En toute hypothèse, il n’est pas possible d’épuiser tous les débats et reformes préalables à la tenue de bonnes élections prévues dans moins de six (6) mois.

Le CNID-FYT, pour sa part, ne voit pas comment engager un nouveau cycle électoral après les élections présidentielles contestées sans au préalable régler la question du système électoral lui-même dont l’élection présidentielle contestée a montré toutes les failles et limites.

A l’exception notable de 1997, jamais une élection n’a été aussi contestée au Mali et toutes les craintes formulées sur l’impossibilité d’organiser de bonnes élections à bonne date ont été matérialisées.

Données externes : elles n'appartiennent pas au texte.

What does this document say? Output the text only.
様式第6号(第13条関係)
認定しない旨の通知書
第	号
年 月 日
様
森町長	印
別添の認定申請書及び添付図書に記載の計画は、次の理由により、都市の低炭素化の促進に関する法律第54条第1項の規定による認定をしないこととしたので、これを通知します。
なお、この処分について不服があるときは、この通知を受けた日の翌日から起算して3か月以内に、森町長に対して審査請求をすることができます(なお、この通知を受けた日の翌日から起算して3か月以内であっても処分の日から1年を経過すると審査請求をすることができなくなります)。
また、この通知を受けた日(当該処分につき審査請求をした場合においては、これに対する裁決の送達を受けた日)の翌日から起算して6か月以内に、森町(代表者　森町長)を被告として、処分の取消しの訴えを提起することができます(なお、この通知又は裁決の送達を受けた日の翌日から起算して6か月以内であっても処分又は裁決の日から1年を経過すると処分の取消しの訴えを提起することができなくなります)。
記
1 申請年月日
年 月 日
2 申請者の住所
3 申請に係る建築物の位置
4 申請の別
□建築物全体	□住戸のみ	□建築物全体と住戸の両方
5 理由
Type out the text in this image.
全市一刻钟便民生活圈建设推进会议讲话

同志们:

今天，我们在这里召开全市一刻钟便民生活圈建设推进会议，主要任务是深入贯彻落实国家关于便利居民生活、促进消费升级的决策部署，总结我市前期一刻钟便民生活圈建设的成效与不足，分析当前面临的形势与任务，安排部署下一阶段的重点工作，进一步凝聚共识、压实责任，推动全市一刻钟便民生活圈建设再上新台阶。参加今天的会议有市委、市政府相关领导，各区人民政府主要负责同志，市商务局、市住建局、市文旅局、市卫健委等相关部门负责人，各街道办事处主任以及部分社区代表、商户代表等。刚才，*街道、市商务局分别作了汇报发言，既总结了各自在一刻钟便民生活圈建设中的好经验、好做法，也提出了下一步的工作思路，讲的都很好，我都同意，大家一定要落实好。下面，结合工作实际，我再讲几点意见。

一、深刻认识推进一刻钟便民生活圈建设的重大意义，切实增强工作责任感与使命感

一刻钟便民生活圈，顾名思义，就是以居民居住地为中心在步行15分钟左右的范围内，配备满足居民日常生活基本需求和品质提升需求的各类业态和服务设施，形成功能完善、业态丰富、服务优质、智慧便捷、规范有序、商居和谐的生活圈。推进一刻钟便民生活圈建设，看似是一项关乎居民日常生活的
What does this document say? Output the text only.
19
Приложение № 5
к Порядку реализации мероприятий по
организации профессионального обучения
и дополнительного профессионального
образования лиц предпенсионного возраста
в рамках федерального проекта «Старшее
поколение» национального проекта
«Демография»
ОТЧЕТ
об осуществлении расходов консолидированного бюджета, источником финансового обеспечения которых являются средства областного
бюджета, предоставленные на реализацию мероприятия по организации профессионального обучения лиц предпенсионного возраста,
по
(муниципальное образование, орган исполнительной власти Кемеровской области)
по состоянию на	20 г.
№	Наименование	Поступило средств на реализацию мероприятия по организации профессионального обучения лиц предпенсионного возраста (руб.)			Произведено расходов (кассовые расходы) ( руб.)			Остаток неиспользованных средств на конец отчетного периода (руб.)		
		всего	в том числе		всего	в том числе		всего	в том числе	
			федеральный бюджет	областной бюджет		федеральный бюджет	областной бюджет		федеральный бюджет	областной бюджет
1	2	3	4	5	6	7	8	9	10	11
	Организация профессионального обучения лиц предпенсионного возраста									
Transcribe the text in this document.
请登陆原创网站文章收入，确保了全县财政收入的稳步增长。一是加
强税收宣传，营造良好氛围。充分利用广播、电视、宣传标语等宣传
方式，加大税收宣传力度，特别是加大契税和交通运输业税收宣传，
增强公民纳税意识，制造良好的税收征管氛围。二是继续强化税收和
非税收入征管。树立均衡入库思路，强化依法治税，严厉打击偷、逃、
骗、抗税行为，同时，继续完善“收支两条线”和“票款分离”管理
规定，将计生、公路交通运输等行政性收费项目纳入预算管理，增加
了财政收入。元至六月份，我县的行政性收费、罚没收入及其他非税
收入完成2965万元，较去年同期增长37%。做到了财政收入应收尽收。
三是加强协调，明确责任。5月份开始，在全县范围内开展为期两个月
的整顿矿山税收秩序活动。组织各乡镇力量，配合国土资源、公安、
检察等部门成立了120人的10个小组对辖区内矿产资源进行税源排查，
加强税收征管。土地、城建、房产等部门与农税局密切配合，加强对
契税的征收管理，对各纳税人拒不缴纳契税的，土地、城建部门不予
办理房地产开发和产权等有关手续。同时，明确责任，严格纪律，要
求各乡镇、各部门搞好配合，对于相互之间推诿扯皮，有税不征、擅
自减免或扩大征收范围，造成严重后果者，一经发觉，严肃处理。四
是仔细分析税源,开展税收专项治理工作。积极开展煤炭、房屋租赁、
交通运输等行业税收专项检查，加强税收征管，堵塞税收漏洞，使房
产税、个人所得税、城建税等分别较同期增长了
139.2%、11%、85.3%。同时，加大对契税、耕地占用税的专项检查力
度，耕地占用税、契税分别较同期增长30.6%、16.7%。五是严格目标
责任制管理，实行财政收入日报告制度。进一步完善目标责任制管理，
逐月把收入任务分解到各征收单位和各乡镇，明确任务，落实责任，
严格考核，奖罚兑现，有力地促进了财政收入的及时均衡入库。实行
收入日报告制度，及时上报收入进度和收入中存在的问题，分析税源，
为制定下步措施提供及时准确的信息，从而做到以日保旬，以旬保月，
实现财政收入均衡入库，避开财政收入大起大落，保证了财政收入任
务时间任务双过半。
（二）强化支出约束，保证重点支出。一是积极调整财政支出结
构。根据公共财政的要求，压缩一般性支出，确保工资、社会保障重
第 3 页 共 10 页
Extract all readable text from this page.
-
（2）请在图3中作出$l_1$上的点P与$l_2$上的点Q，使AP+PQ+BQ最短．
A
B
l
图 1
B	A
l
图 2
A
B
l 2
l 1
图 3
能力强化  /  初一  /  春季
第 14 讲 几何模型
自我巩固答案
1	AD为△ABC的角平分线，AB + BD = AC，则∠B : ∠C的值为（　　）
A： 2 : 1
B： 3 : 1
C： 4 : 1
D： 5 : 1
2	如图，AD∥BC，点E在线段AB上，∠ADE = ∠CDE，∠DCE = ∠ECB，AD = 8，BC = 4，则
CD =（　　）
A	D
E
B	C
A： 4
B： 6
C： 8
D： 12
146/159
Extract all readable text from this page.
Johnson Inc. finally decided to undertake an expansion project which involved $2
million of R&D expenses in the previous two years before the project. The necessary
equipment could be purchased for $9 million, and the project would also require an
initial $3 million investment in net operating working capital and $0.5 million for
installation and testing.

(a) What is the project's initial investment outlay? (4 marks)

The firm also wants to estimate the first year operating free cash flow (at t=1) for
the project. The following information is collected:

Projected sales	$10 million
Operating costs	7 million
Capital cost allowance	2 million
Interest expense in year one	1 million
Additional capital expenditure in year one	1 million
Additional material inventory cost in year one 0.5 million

Les élections présidentielles ont été très fortement altérées par la corruption électorale, l’achat des votes et les tripatouillages en tous genres dénoncés par une majorité de candidats et reconnus par tous y compris les observateurs neutres et indépendants.

Nous avions demandé, dans un souci de transparence électorale, la publication des résultats bureau de vote par bureau de vote. Par malice, cette publication n’est intervenue qu’après la proclamation des résultats par la Cour constitutionnelle rendant du coup impossible toute contestation fondée sur les éléments utilisés par l’administration électorale.

Or, nous avons décelé dans les résultats mis en ligne de très graves anomalies qui corrompent tout le processus électoral et lui ôtent toute signification. Par exemple, pour Faladié, lieu de ma résidence, les fiches de dépouillement et les résultats publiés par la MATCL sont consultables sur ma page FACEBOOK. La comparaison des deux fait apparaitre de scandaleuses différences.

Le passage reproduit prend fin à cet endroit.